CANCER IN PATIENTS WITH RHEUMATIC DISEASES EXPOSED TO DIFFERENT BIOLOGIC AND TARGETED SYNTHETIC DMARDS IN REAL-WORLD CLINICAL PRACTICE: DATA FROM A MULTICENTER REGISTER

Abstract: POS1439
Authors: Castrejon I et al., Spain

zum Abstract

Key content:
Extensive evidence has confirmed no increased risk of cancer associated to either conventional synthetic DMARDs or anti-TNF in patients with rheumatic diseases. The risk of cancer in biologic (bDMARDs) different to anti-TNF and targeted synthetic (tsDMARDs) is considerably less investigated. The aim of this study was to compare the risk of cancer of tsDMARDs and other bDMARDs versus anti-TNF in patients with rheumatic diseases. In the Spanish database BIOBADASER 271 cases of cancers were identified, corresponding to a cancer incident rate of 7.4 (6.5-8.3) per 1000 PY of exposure.
Proportionally more malignancies were identified in the anti-CTLA-4 group (3.4%) versus the anti-TNF group (2.9%). The rates of incident cancer ranged between 2.6 events/1000 PY in the anti-IL17 group and 15.3 events/1000 PY in the anti-CTLA-4 group.

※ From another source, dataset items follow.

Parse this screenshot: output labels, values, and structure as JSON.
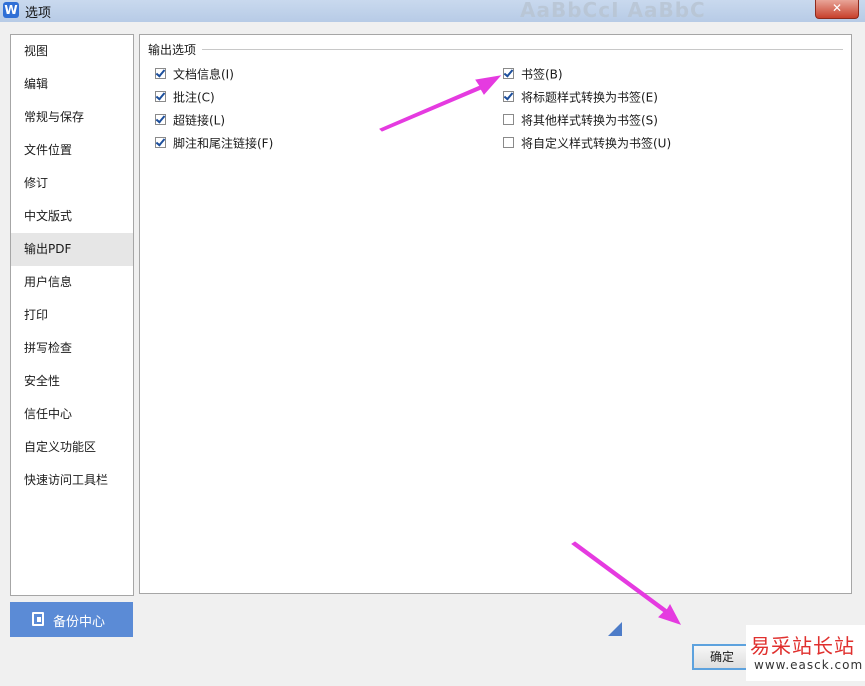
{
  "window": {
    "title": "选项",
    "app_icon": "W",
    "close_label": "✕",
    "bg_ribbon_text": "AaBbCcI AaBbC"
  },
  "sidebar": {
    "items": [
      {
        "label": "视图"
      },
      {
        "label": "编辑"
      },
      {
        "label": "常规与保存"
      },
      {
        "label": "文件位置"
      },
      {
        "label": "修订"
      },
      {
        "label": "中文版式"
      },
      {
        "label": "输出PDF",
        "active": true
      },
      {
        "label": "用户信息"
      },
      {
        "label": "打印"
      },
      {
        "label": "拼写检查"
      },
      {
        "label": "安全性"
      },
      {
        "label": "信任中心"
      },
      {
        "label": "自定义功能区"
      },
      {
        "label": "快速访问工具栏"
      }
    ],
    "backup_button": "备份中心"
  },
  "panel": {
    "group_title": "输出选项",
    "left_options": [
      {
        "label": "文档信息(I)",
        "checked": true
      },
      {
        "label": "批注(C)",
        "checked": true
      },
      {
        "label": "超链接(L)",
        "checked": true
      },
      {
        "label": "脚注和尾注链接(F)",
        "checked": true
      }
    ],
    "right_options": [
      {
        "label": "书签(B)",
        "checked": true
      },
      {
        "label": "将标题样式转换为书签(E)",
        "checked": true
      },
      {
        "label": "将其他样式转换为书签(S)",
        "checked": false
      },
      {
        "label": "将自定义样式转换为书签(U)",
        "checked": false
      }
    ]
  },
  "footer": {
    "ok_button": "确定"
  },
  "watermark": {
    "cn": "易采站长站",
    "url": "www.easck.com"
  },
  "colors": {
    "accent": "#5b8bd6",
    "annotation_arrow": "#e53be0"
  }
}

The rate of cancer did not differ significantly in patients exposed to JAKi, anti CD20 or anti-IL6 versus anti-TNF; it was significantly lower in patients exposed to anti-Il17 and significantly higher in patients exposed to anti-CTLA-4. The most frequent malignancy was non-melanoma skin cancer, followed by solid cancer (mainly breast cancer with 24 events and lung cancer with 14 events) and melanoma (13 events).

Relevance:
In this register-based study, rates of incident cancer did not differ between patients treated with anti-TNF and other bDMARDs or tsDMARDs, with the possible exception of a potential increased risk in patients treated with anti-CTLA-4.
More data in real-world registries are needed to confirm this data, especially concerning the recent data suggesting an increased cancer risk of tofacitinib compared to the TNFi adalimumab.